Oda Y, Imaoka S, Nakahira Y, Asada A, Fujimori M, Fujita S, Funae Y
Department of Anesthesiology and Intensive Care Medicine, Osaka City University Medical School, Japan.
Biochem Pharmacol. 1989 Dec 15;38(24):4439-44. doi: 10.1016/0006-2952(89)90654-0.
The metabolism of lidocaine was studied using rat liver microsomes or a reconstituted lidocaine monooxygenase system with one of eight forms of cytochrome P-450 purified from liver microsomes from untreated- (P450 UT-2 and UT-5), phenobarbital- (P450 PB-1, PB-2, PB-4, and PB-5) or 3-methylcholanthrene- (P450 MC-1 and MC-5) treated rats. A reverse phase high-performance liquid chromatography system capable of simultaneously assaying four major lidocaine metabolites, namely, monoethylglycinexylidide (MEGX), 3-hydroxylidocaine (3-OH LID), methylhydroxylidocaine (Me-OH LID) and glycinexylidide (GX), was employed to determine the rate of formation of each metabolite. Untreated microsomes generated MEGX, Me-OH LID, and 3-OH LID, but the formation of GX was not detected. In male rat liver microsomes, MEGX was the major metabolite of lidocaine when a concentration of 1 mM was employed.
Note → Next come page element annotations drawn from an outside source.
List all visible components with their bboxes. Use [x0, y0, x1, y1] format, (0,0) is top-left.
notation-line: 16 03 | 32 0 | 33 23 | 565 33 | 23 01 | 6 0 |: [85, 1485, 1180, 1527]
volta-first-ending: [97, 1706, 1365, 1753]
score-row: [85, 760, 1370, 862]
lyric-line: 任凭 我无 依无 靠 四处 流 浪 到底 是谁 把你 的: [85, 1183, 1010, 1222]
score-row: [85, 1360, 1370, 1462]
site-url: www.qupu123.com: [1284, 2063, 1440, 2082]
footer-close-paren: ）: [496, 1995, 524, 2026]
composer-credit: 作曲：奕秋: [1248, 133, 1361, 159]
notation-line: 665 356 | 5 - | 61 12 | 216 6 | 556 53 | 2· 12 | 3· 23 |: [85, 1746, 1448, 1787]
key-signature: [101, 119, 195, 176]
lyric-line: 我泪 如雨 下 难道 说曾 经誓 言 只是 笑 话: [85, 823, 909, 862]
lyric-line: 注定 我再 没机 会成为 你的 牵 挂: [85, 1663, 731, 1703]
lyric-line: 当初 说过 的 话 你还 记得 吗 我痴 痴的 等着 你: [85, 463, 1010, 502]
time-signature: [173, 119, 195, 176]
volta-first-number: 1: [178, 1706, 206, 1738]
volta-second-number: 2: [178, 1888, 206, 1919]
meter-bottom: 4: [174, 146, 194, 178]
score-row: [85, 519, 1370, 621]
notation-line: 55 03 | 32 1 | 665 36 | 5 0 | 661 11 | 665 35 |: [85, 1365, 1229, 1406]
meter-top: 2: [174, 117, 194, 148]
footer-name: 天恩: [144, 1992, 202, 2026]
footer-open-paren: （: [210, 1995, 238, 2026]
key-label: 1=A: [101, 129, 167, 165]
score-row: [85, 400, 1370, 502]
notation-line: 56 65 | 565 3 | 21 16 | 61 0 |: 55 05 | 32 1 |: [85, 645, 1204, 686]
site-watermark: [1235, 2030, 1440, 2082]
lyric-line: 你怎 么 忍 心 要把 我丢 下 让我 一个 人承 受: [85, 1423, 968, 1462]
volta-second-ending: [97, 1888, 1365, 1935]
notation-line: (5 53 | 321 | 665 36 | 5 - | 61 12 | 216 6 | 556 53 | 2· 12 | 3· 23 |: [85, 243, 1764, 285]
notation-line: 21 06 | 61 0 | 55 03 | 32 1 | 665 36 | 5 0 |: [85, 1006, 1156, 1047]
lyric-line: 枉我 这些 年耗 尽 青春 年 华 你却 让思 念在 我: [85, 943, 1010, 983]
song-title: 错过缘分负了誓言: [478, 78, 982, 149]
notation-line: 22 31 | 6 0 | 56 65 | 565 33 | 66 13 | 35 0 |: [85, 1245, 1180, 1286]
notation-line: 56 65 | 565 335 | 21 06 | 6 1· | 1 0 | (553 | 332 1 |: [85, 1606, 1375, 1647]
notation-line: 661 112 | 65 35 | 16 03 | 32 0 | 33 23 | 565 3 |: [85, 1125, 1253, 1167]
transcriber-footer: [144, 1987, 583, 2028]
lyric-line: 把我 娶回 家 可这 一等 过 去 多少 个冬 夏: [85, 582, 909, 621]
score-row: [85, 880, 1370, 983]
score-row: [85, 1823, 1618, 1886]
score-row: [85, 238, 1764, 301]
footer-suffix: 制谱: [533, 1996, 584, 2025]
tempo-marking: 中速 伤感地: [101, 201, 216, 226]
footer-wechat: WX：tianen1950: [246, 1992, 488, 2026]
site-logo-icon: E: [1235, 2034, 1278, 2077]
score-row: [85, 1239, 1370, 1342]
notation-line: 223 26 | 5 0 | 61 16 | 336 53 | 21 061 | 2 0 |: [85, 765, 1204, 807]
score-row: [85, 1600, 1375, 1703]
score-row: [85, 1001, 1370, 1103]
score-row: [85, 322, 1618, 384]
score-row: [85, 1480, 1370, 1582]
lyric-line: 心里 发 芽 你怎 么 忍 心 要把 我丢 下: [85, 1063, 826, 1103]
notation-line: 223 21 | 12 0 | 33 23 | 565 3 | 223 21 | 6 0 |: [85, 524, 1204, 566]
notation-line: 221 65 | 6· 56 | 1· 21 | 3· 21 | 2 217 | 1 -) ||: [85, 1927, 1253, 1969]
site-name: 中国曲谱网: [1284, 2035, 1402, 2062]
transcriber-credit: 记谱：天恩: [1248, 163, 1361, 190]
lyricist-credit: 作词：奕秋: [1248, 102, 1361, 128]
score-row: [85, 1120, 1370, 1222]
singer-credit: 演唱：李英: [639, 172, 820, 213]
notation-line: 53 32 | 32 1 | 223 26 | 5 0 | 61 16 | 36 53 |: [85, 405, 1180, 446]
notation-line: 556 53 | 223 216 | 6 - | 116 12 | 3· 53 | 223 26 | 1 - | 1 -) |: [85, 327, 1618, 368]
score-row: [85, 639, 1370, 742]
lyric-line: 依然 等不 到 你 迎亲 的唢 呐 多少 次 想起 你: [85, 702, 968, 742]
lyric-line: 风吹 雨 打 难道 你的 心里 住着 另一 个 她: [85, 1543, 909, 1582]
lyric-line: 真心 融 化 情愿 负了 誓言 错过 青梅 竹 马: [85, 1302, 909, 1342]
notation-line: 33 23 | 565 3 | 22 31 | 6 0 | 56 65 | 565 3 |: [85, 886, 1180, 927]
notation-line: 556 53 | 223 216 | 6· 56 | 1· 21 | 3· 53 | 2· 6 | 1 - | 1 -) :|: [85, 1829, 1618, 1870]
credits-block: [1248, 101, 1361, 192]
The formation of MEGX and Me-OH LID was increased significantly (P less than 0.01) by microsomes from phenobarbital-treated rats, and the formation of 3-OH LID was increased with 3-methylcholanthrene. The study with the reconstituted system with purified cytochrome P-450 isozymes revealed that all eight forms of cytochrome P-450 used have an ability to N-deethylate lidocaine to form MEGX. Among these isozymes, cytochrome P450 PB-4 and P450 UT-2 showed a higher turnover number for the formation of MEGX. Me-OH LID was formed exclusively by P450 PB-5, and 3-OH LID exclusively by P450 MC-1. Selectivity of cytochrome P450 PB-5 for aromatic methyl hydroxylation of lidocaine was confirmed by an inhibition study; formation of Me-OH LID by microsomes of rats treated with phenobarbital was inhibited completely by antibody against P450 PB-5. It was concluded that different cytochrome P-450 isozymes metabolize lidocaine with a different rate and different position selectivities. Since a specific substrate of cytochrome P450 PB-5 (P-450e) is not known, lidocaine may be a useful substrate for the identification of P450 PB-5.
利用大鼠肝微粒体或重组利多卡因单加氧酶系统,研究了利多卡因的代谢情况。该重组系统含有从未经处理(P450 UT - 2和UT - 5)、苯巴比妥处理(P450 PB - 1、PB - 2、PB - 4和PB - 5)或3 - 甲基胆蒽处理(P450 MC - 1和MC - 5)的大鼠肝微粒体中纯化得到的8种细胞色素P - 450形式之一。采用一种能够同时测定4种主要利多卡因代谢物,即单乙基甘氨酰二甲苯酰胺(MEGX)、3 - 羟基利多卡因(3 - OH LID)、甲基羟基利多卡因(Me - OH LID)和甘氨酰二甲苯酰胺(GX)的反相高效液相色谱系统,来测定每种代谢物的生成速率。未经处理的微粒体可生成MEGX、Me - OH LID和3 - OH LID,但未检测到GX的生成。在雄性大鼠肝微粒体中,当使用1 mM浓度的利多卡因时,MEGX是主要代谢物。苯巴比妥处理的大鼠的微粒体使MEGX和Me - OH LID的生成显著增加(P小于0.01),3 - 甲基胆蒽使3 - OH LID的生成增加。对含有纯化的细胞色素P - 450同工酶的重组系统的研究表明,所使用的8种细胞色素P - 450形式都有将利多卡因N - 去乙基化形成MEGX的能力。在这些同工酶中,细胞色素P450 PB - 4和P450 UT - 2在MEGX生成方面表现出较高的转换数。Me - OH LID仅由P450 PB - 5生成,3 - OH LID仅由P450 MC - 1生成。通过抑制研究证实了细胞色素P450 PB - 5对利多卡因芳香甲基羟基化的选择性;用苯巴比妥处理的大鼠的微粒体生成Me - OH LID的过程被抗P450 PB - 5抗体完全抑制。得出的结论是,不同的细胞色素P - 450同工酶以不同的速率和不同的位置选择性代谢利多卡因。由于细胞色素P450 PB - 5(P - 450e)的特异性底物尚不清楚,利多卡因可能是用于鉴定P450 PB - 5的有用底物。